HORRY COUNTY, SC (WBTW) – Jury trials are expected to start back up in upcoming weeks at the 15th Circuit Court.
Solicitor Jimmy Richardson says jury summons were mailed out on July 20.
Attached to the summons is a COVID questionnaire that jurors must answer and mail back to the clerk’s office.
All jurors will have their temperatures taken before jury selection begins on August 10.
“The biggest thing right up front is the jury has been broken up into two parts,” said Richardson.
Jurors will be split into morning and afternoon groups for questioning.
Everyone in attendance will sit six feet apart and are required to wear masks during the selection process.

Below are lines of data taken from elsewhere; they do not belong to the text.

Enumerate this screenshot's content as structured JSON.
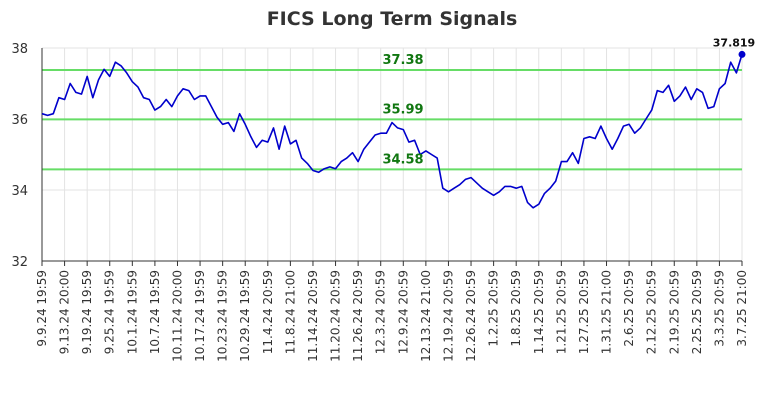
{
  "chart_data": {
    "type": "line",
    "title": "FICS Long Term Signals",
    "xlabel": "",
    "ylabel": "",
    "ylim": [
      32,
      38
    ],
    "yticks": [
      32,
      34,
      36,
      38
    ],
    "grid": true,
    "x_tick_labels": [
      "9.9.24 19:59",
      "9.13.24 20:00",
      "9.19.24 19:59",
      "9.25.24 19:59",
      "10.1.24 19:59",
      "10.7.24 19:59",
      "10.11.24 20:00",
      "10.17.24 19:59",
      "10.23.24 19:59",
      "10.29.24 19:59",
      "11.4.24 20:59",
      "11.8.24 21:00",
      "11.14.24 20:59",
      "11.20.24 20:59",
      "11.26.24 20:59",
      "12.3.24 20:59",
      "12.9.24 20:59",
      "12.13.24 21:00",
      "12.19.24 20:59",
      "12.26.24 20:59",
      "1.2.25 20:59",
      "1.8.25 20:59",
      "1.14.25 20:59",
      "1.21.25 20:59",
      "1.27.25 20:59",
      "1.31.25 21:00",
      "2.6.25 20:59",
      "2.12.25 20:59",
      "2.19.25 20:59",
      "2.25.25 20:59",
      "3.3.25 20:59",
      "3.7.25 21:00"
    ],
    "horizontal_lines": [
      {
        "value": 37.38,
        "label": "37.38"
      },
      {
        "value": 35.99,
        "label": "35.99"
      },
      {
        "value": 34.58,
        "label": "34.58"
      }
    ],
    "last_point_label": "37.819",
    "series": [
      {
        "values": [
          36.15,
          36.1,
          36.15,
          36.6,
          36.55,
          37.0,
          36.75,
          36.7,
          37.2,
          36.6,
          37.1,
          37.4,
          37.2,
          37.6,
          37.5,
          37.3,
          37.05,
          36.9,
          36.6,
          36.55,
          36.25,
          36.35,
          36.55,
          36.35,
          36.65,
          36.85,
          36.8,
          36.55,
          36.65,
          36.65,
          36.35,
          36.05,
          35.85,
          35.9,
          35.65,
          36.15,
          35.85,
          35.5,
          35.2,
          35.4,
          35.35,
          35.75,
          35.15,
          35.8,
          35.3,
          35.4,
          34.9,
          34.75,
          34.55,
          34.5,
          34.6,
          34.65,
          34.6,
          34.8,
          34.9,
          35.05,
          34.8,
          35.15,
          35.35,
          35.55,
          35.6,
          35.6,
          35.9,
          35.75,
          35.7,
          35.35,
          35.4,
          35.0,
          35.1,
          35.0,
          34.9,
          34.05,
          33.95,
          34.05,
          34.15,
          34.3,
          34.35,
          34.2,
          34.05,
          33.95,
          33.85,
          33.95,
          34.1,
          34.1,
          34.05,
          34.1,
          33.65,
          33.5,
          33.6,
          33.9,
          34.05,
          34.25,
          34.8,
          34.8,
          35.05,
          34.75,
          35.45,
          35.5,
          35.45,
          35.8,
          35.45,
          35.15,
          35.45,
          35.8,
          35.85,
          35.6,
          35.75,
          36.0,
          36.25,
          36.8,
          36.75,
          36.95,
          36.5,
          36.65,
          36.9,
          36.55,
          36.85,
          36.75,
          36.3,
          36.35,
          36.85,
          37.0,
          37.6,
          37.3,
          37.819
        ]
      }
    ],
    "colors": {
      "line": "#0000cc",
      "hline": "#66dd66",
      "hlabel": "#117711",
      "grid": "#e3e3e3",
      "axis": "#333333"
    }
  }
}
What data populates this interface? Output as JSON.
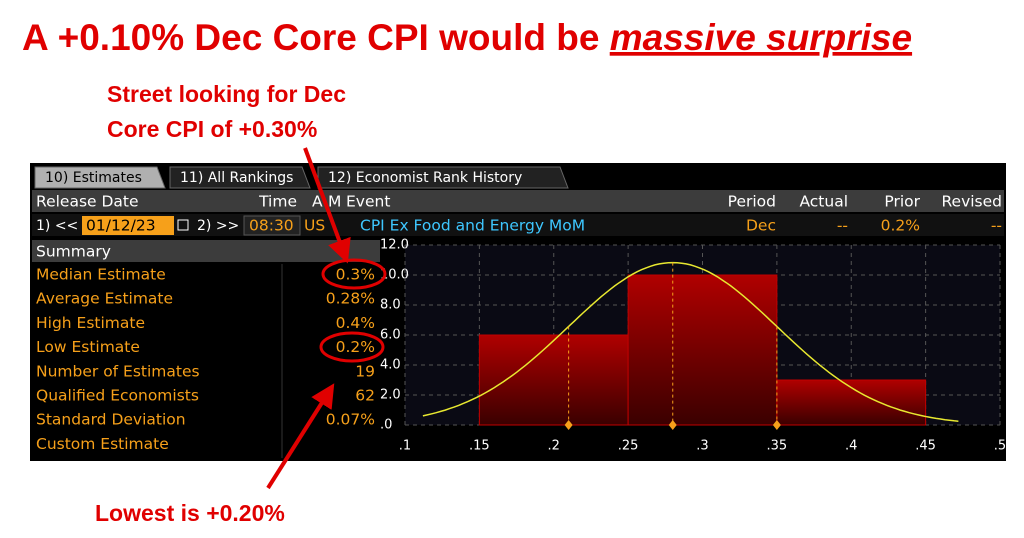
{
  "headline": {
    "lead": "A +0.10% Dec Core CPI would be ",
    "emphasis": "massive surprise"
  },
  "annotations": {
    "street": [
      "Street looking for Dec",
      "Core CPI of +0.30%"
    ],
    "lowest": "Lowest is +0.20%"
  },
  "tabs": [
    "10) Estimates",
    "11) All Rankings",
    "12) Economist Rank History"
  ],
  "header": [
    "Release Date",
    "Time",
    "A",
    "M",
    "Event",
    "Period",
    "Actual",
    "Prior",
    "Revised"
  ],
  "release_row": {
    "prev": "1) <<",
    "date": "01/12/23",
    "next": "2) >>",
    "time": "08:30",
    "country": "US",
    "event": "CPI Ex Food and Energy MoM",
    "period": "Dec",
    "actual": "--",
    "prior": "0.2%",
    "revised": "--"
  },
  "summary": {
    "title": "Summary",
    "rows": [
      {
        "label": "Median Estimate",
        "value": "0.3%"
      },
      {
        "label": "Average Estimate",
        "value": "0.28%"
      },
      {
        "label": "High Estimate",
        "value": "0.4%"
      },
      {
        "label": "Low Estimate",
        "value": "0.2%"
      },
      {
        "label": "Number of Estimates",
        "value": "19"
      },
      {
        "label": "Qualified Economists",
        "value": "62"
      },
      {
        "label": "Standard Deviation",
        "value": "0.07%"
      },
      {
        "label": "Custom Estimate",
        "value": null
      }
    ]
  },
  "histogram": {
    "bins": [
      0.15,
      0.25,
      0.35,
      0.45
    ],
    "counts": [
      6,
      10,
      3
    ],
    "xlim": [
      0.1,
      0.5
    ],
    "ylim": [
      0,
      12
    ],
    "xticks": [
      {
        "value": 0.1,
        "label": ".1"
      },
      {
        "value": 0.15,
        "label": ".15"
      },
      {
        "value": 0.2,
        "label": ".2"
      },
      {
        "value": 0.25,
        "label": ".25"
      },
      {
        "value": 0.3,
        "label": ".3"
      },
      {
        "value": 0.35,
        "label": ".35"
      },
      {
        "value": 0.4,
        "label": ".4"
      },
      {
        "value": 0.45,
        "label": ".45"
      },
      {
        "value": 0.5,
        "label": ".5"
      }
    ],
    "yticks": [
      {
        "value": 0,
        "label": ".0"
      },
      {
        "value": 2,
        "label": "2.0"
      },
      {
        "value": 4,
        "label": "4.0"
      },
      {
        "value": 6,
        "label": "6.0"
      },
      {
        "value": 8,
        "label": "8.0"
      },
      {
        "value": 10,
        "label": "10.0"
      },
      {
        "value": 12,
        "label": "12.0"
      }
    ]
  }
}
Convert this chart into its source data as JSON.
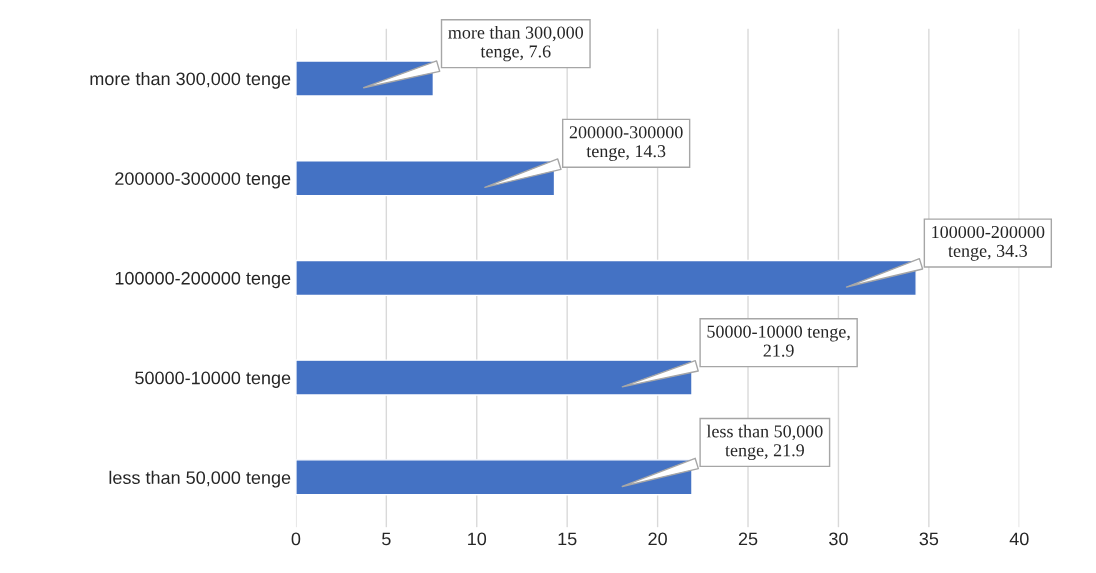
{
  "chart_data": {
    "type": "bar",
    "orientation": "horizontal",
    "categories": [
      "more than 300,000 tenge",
      "200000-300000 tenge",
      "100000-200000 tenge",
      "50000-10000 tenge",
      "less than 50,000 tenge"
    ],
    "values": [
      7.6,
      14.3,
      34.3,
      21.9,
      21.9
    ],
    "color": "#4472c4",
    "value_labels": [
      "more than 300,000\ntenge, 7.6",
      "200000-300000\ntenge, 14.3",
      "100000-200000\ntenge, 34.3",
      "50000-10000 tenge,\n21.9",
      "less than 50,000\ntenge, 21.9"
    ],
    "xlim": [
      0,
      40
    ],
    "xticks": [
      0,
      5,
      10,
      15,
      20,
      25,
      30,
      35,
      40
    ],
    "grid": "x"
  }
}
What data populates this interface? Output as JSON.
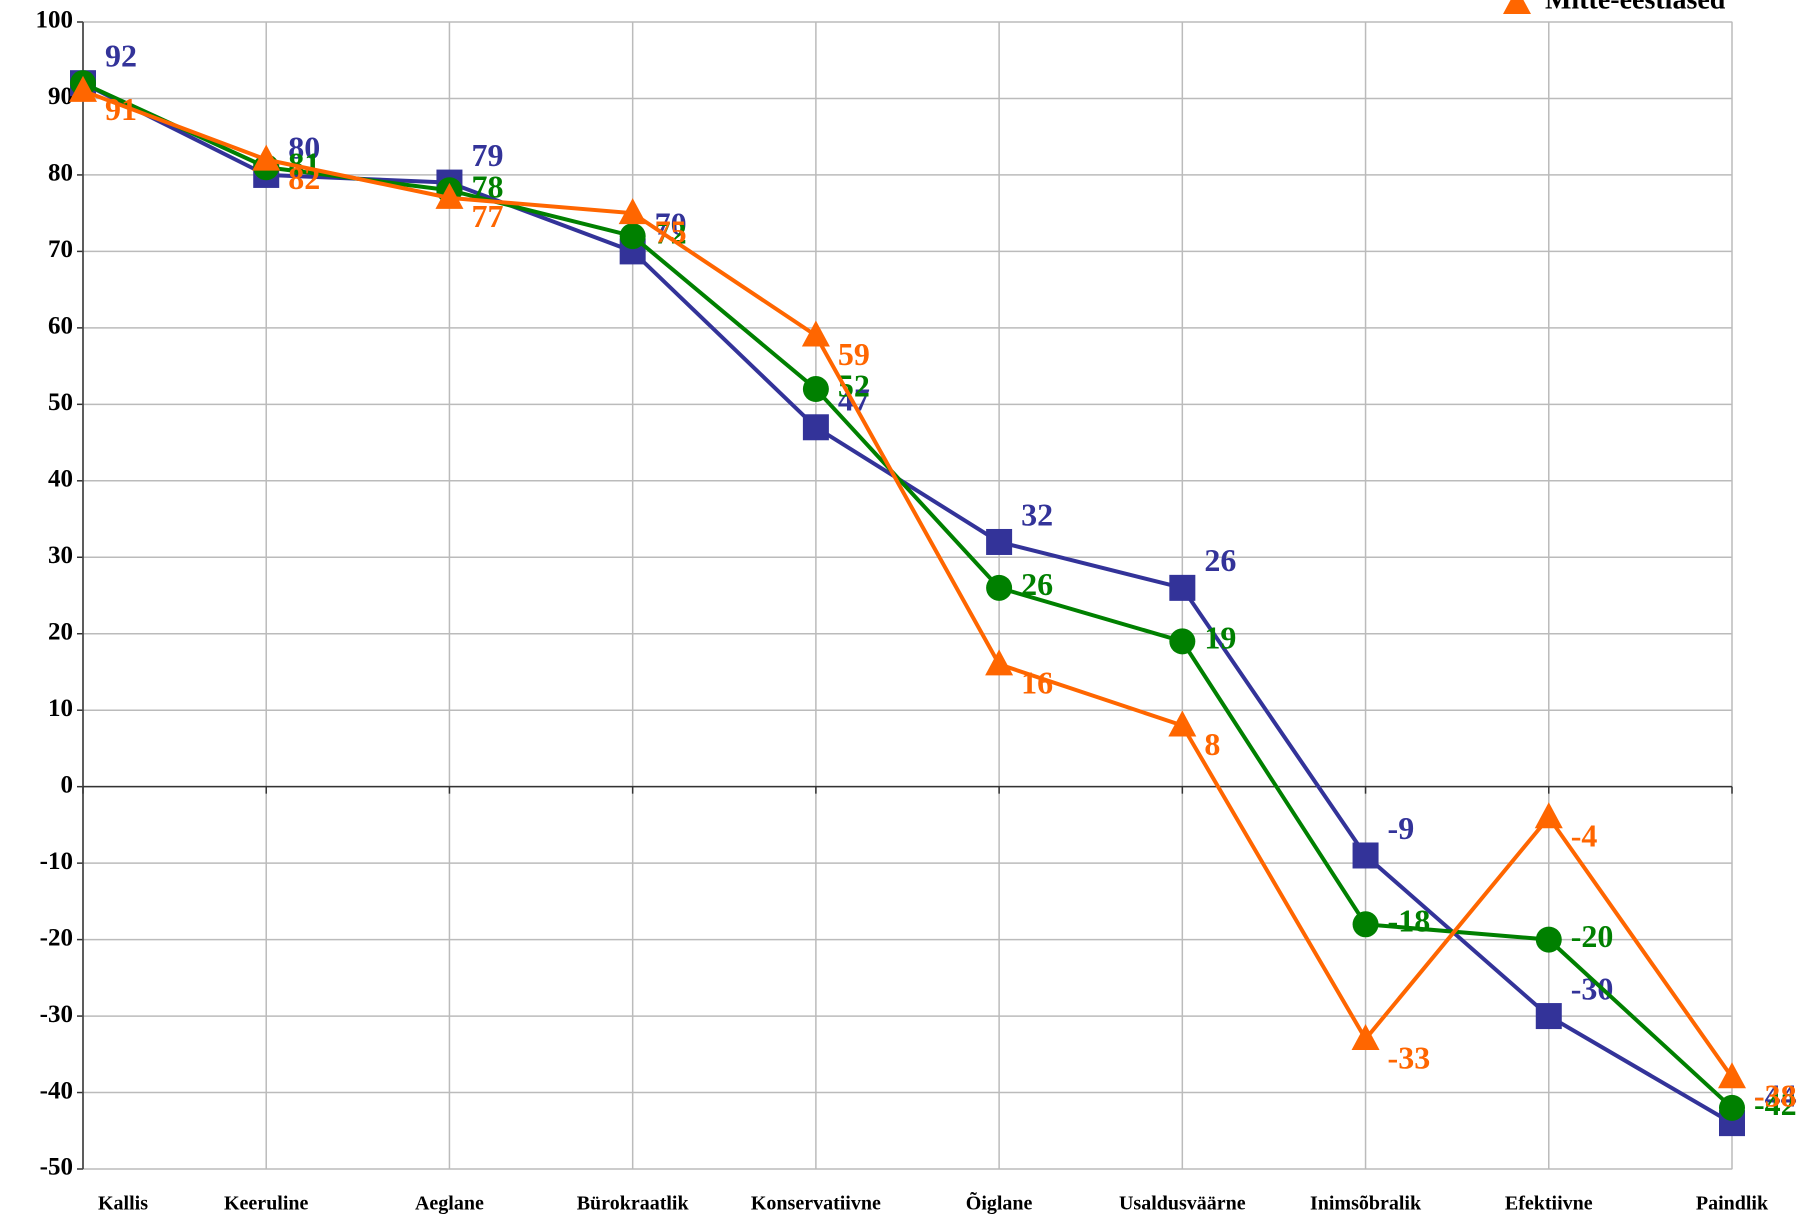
{
  "chart_data": {
    "type": "line",
    "categories": [
      "Kallis",
      "Keeruline",
      "Aeglane",
      "Bürokraatlik",
      "Konservatiivne",
      "Õiglane",
      "Usaldusväärne",
      "Inimsõbralik",
      "Efektiivne",
      "Paindlik"
    ],
    "series": [
      {
        "color": "#333399",
        "marker": "square",
        "values": [
          92,
          80,
          79,
          70,
          47,
          32,
          26,
          -9,
          -30,
          -44
        ]
      },
      {
        "color": "#008000",
        "marker": "circle",
        "values": [
          92,
          81,
          78,
          72,
          52,
          26,
          19,
          -18,
          -20,
          -42
        ],
        "value_labels": [
          null,
          "81",
          "78",
          "72",
          "52",
          "26",
          "19",
          "-18",
          "-20",
          "-42"
        ]
      },
      {
        "name": "Mitte-eestlased",
        "color": "#ff6600",
        "marker": "triangle",
        "values": [
          91,
          82,
          77,
          75,
          59,
          16,
          8,
          -33,
          -4,
          -38
        ]
      }
    ],
    "ylim": [
      -50,
      100
    ],
    "yticks": [
      -50,
      -40,
      -30,
      -20,
      -10,
      0,
      10,
      20,
      30,
      40,
      50,
      60,
      70,
      80,
      90,
      100
    ],
    "grid": true
  }
}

“Generally court has done changes for efficiency sake. This is a little different. This is all about safety of all the participants,” said Richardson.
12 jurors and alternates will be selected and trials will begin August 11.
Richardson says the court decided to try drug cases first, as they generally run shorter than violent crimes.
“A drug case, they’re very important, but it’s not the emotion you might see or the number of witnesses,” said Richardson.
The 15th Circuit Court is one of the first courts in the state to reopen for trials.
Richardson expects the State Supreme Court to use their model as an example for the remaining courts.
An additional third row of seating will be placed near the jury box to ensure jurors are six feet apart.
All parties inside the courtroom, including the judge, will wear a mask for the duration of the trial.
“We are making every effort possible to make sure that nobody catches it when they’re trying to do their civil service,” said Richardson.
Richardson says those who are summoned for jury selection and are considered high risk should call the clerk’s office to plead their case.
“I can’t envision there being a big fight, because it is a trying time. If you have any questions on that I would dial the number that will go to the clerk’s office and they will be able to help,” said Richardson.
At this time the circuit court does not have a timeline for when murder or violent crime trials could begin.